Other examples like this one abound and really show a disconnect between what we know about the meaning of different lab values for human health according to the scientific literature on the one hand, and how they’re actually used in clinical practice on the other. Sometimes clinical practice guidelines are based on lab values that reflect experimental research (based on emerging research, this past June, the NHS doubled the lower reference value for serum Vitamin D, for example) but most guidelines are based on good old ‘normal,’ which cannot be considered evidence-based practice.
One thing I strongly encourage all of my patients to do is get a printed copy of all of their test results and keep them in a binder for reference. This task can vary in levels of challenge in the UK (depending on your surgery), but is usually fairly straightforward in the US. Bottom line, you never know when it’ll come in handy and you’ll never be annoyed by having that ridiculously useful info at your very fingertips.
And the second take away is that if you are decidedly unwell and have been tested from here to there and back again and all of the results ‘are normal,’ it may be helpful to have someone do a functional interpretation of your results. Rather than compare your results to lab reference ranges, which we’ve established is not very helpful, a functional assessment compares them to what scientific research tells us is ‘healthy,’ taking into account your unique biochemistry. In the US, you can use a service like WellnessFX if you want the blood test and analysis. I run a similar test for my patients based here in the UK and I do a functional analysis for any of my patients who have recent results handy. Using this evidence based approach, we can uncover what’s going on for each individual and make an actionable plan for them to get well.

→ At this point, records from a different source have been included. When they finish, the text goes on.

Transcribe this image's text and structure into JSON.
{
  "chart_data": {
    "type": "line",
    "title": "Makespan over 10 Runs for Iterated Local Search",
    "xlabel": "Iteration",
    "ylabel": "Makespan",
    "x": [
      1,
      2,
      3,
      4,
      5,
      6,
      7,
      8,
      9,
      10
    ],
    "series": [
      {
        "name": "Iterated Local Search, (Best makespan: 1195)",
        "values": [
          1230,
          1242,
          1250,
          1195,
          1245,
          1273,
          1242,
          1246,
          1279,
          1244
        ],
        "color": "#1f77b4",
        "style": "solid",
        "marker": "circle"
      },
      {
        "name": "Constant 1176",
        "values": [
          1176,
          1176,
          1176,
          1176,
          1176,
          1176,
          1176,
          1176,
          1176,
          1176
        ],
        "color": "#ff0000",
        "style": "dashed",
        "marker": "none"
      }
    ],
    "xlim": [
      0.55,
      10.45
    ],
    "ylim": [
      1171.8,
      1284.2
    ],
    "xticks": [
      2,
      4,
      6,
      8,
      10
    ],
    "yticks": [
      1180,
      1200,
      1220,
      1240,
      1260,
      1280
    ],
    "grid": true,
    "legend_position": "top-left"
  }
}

Being normal is, like, soooo over-rated.
1 Berg, J. (2012). The Approach to Pathology Harmony in the UK. The Clinical Biochemist. Reviews / Australian Association of Clinical Biochemists, 33(3), 89–93.
2 Blankenstein, M. A. (2014). Reference intervals – ever met a normal person? Annals of Clinical Biochemistry: an International Journal of Biochemistry and Laboratory Medicine, 52(1), 5–6. doi:10.1177/0004563214561563
3 Dayan, C. M., Saravanan, P., & Bayly, G. (2002). Whose normal thyroid function is better—yours or mine? The Lancet, 360(9330), 353–354. doi:10.1016/S0140-6736(02)09602-2
4 Koerbin, G., Sikaris, K. A., Jones, G. R. D., Ryan, J., Reed, M., Tate, J., & Intervals, O. B. O. T. A. C. F. C. R. (2014). Clinica Chimica Acta. Clinica Chimica Acta, 432(C), 99–107. doi:10.1016/j.cca.2013.10.021
5 Dayan, C. M., Saravanan, P., & Bayly, G. (2002). Whose normal thyroid function is better—yours or mine? The Lancet, 360(9330), 353–354. doi:10.1016/S0140-6736(02)09602-2
6 Stabler, S. P., Lindenbaum, J., & Allen, R. H. (1996). The use of homocysteine and other metabolites in the specific diagnosis of vitamin B-12 deficiency. The Journal of Nutrition, 126(4 Suppl), 1266S–72S.
7 Klee, G. G. (2000). Cobalamin and folate evaluation: measurement of methylmalonic acid and homocysteine vs vitamin B(12) and folate. Clinical Chemistry, 46(8 Pt 2), 1277–1283.